More than 130 girls tried out finger printing and lie detecting as part of a special event at the University of Wolverhampton to nurture an interest in STEM subjects.
The Girls4Science event in June welcomed 134 girls from local primary schools to encourage them to aspire to higher education and engage with Science, Technology, Engineering and Mathematics (STEM) subjects.
The event was organised by the Psychology department with colleagues from the Faculty of Science and Engineering, and featured an opportunity for the budding scientists and engineers to try on graduation gowns.
Dr Josephine Chen-Wilson, from the Faculty of Education, Health and Wellbeing, said: “This initiative aimed to inspire young girls to engage with STEM subjects and aspire towards higher education. The girls keenly tried out finger printing, built their very own cell, experienced being a lie detective, learnt the values of gratitude and discovered different parts of their brain.

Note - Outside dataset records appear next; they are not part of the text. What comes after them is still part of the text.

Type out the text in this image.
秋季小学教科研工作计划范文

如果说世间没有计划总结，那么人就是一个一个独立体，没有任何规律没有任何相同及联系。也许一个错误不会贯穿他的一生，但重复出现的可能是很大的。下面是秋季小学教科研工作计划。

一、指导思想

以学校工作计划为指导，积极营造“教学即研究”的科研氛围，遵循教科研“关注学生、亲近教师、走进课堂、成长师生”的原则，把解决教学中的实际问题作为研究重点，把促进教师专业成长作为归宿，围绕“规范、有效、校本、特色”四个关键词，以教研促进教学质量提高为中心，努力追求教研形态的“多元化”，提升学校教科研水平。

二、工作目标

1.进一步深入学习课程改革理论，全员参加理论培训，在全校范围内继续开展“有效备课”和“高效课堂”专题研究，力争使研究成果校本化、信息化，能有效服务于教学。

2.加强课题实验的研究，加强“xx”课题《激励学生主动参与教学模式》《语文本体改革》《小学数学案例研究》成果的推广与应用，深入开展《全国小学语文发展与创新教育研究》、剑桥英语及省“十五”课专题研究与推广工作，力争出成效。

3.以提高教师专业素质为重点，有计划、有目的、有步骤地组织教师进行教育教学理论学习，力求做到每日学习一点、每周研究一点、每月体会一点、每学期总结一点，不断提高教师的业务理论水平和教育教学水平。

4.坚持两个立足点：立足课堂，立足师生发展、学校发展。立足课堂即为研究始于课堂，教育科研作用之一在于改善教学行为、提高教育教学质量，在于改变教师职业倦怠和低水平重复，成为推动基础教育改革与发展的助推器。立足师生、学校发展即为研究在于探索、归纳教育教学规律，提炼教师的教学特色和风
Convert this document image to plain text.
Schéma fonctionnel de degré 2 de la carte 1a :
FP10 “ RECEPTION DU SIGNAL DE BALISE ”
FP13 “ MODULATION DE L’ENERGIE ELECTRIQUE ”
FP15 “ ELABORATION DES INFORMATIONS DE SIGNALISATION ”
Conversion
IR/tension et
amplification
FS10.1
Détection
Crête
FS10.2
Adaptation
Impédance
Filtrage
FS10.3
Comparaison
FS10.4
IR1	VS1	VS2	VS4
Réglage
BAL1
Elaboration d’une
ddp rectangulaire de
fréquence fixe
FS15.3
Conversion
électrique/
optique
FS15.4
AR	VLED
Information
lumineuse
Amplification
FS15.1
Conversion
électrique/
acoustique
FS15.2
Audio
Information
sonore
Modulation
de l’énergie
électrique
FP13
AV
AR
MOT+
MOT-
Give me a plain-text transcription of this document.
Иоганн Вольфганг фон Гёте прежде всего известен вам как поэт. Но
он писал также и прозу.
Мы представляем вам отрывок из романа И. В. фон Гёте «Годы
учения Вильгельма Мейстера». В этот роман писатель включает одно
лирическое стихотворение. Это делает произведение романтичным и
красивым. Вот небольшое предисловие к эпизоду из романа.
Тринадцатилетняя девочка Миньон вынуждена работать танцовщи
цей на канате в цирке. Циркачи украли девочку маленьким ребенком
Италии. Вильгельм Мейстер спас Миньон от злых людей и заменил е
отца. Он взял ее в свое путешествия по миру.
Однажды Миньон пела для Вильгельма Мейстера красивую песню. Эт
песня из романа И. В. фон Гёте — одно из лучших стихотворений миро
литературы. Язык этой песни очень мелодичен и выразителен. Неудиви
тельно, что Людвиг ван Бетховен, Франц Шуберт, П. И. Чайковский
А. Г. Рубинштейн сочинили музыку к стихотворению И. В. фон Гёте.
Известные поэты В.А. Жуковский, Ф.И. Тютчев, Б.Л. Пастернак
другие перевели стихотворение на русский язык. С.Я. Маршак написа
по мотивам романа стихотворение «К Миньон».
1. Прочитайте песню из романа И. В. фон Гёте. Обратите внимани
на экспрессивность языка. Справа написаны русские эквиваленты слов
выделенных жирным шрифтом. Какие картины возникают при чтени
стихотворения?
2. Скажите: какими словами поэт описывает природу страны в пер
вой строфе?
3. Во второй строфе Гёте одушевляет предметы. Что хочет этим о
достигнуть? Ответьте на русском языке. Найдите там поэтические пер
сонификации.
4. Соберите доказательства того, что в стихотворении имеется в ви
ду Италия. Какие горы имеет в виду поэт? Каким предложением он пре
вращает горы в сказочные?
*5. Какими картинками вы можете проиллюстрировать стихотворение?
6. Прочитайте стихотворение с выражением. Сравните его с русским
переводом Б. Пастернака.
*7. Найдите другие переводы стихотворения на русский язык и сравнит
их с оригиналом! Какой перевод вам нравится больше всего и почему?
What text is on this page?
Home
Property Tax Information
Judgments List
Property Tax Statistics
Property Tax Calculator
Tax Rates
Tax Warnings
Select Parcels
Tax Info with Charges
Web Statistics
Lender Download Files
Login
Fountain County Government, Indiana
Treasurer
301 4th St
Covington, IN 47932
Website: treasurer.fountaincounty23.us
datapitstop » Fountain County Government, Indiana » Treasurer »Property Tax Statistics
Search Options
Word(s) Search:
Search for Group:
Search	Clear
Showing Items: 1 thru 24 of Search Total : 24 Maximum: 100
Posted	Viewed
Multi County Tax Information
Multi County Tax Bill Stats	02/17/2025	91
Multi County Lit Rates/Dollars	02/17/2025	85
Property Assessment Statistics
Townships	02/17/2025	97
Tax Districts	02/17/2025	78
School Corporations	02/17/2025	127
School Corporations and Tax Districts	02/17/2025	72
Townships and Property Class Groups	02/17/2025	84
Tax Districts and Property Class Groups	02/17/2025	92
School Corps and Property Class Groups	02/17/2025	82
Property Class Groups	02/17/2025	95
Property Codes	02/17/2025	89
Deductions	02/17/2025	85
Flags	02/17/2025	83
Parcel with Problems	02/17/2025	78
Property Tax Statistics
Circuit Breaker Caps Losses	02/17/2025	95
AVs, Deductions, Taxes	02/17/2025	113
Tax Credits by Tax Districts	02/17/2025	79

“Lots of learning and fun was had by all, including the staff and the girls' science buddies. The girls were so excited to try on the graduation gowns kindly lent by the Children's University and many of the girls were the first in their family to have been at a University.”
Some of the heart-warming comments from the children included:
”It was the most awesome experience I've ever had."
"Once in a lifetime trip exploring and learning new things."
"It was amazing, I would definitely study here when I am older.”
"I would say it inspired me to study science and enjoy it more."
"I would describe Girls4Science as an inspirational and amazing day. I have learnt lots of thing that I never knew before."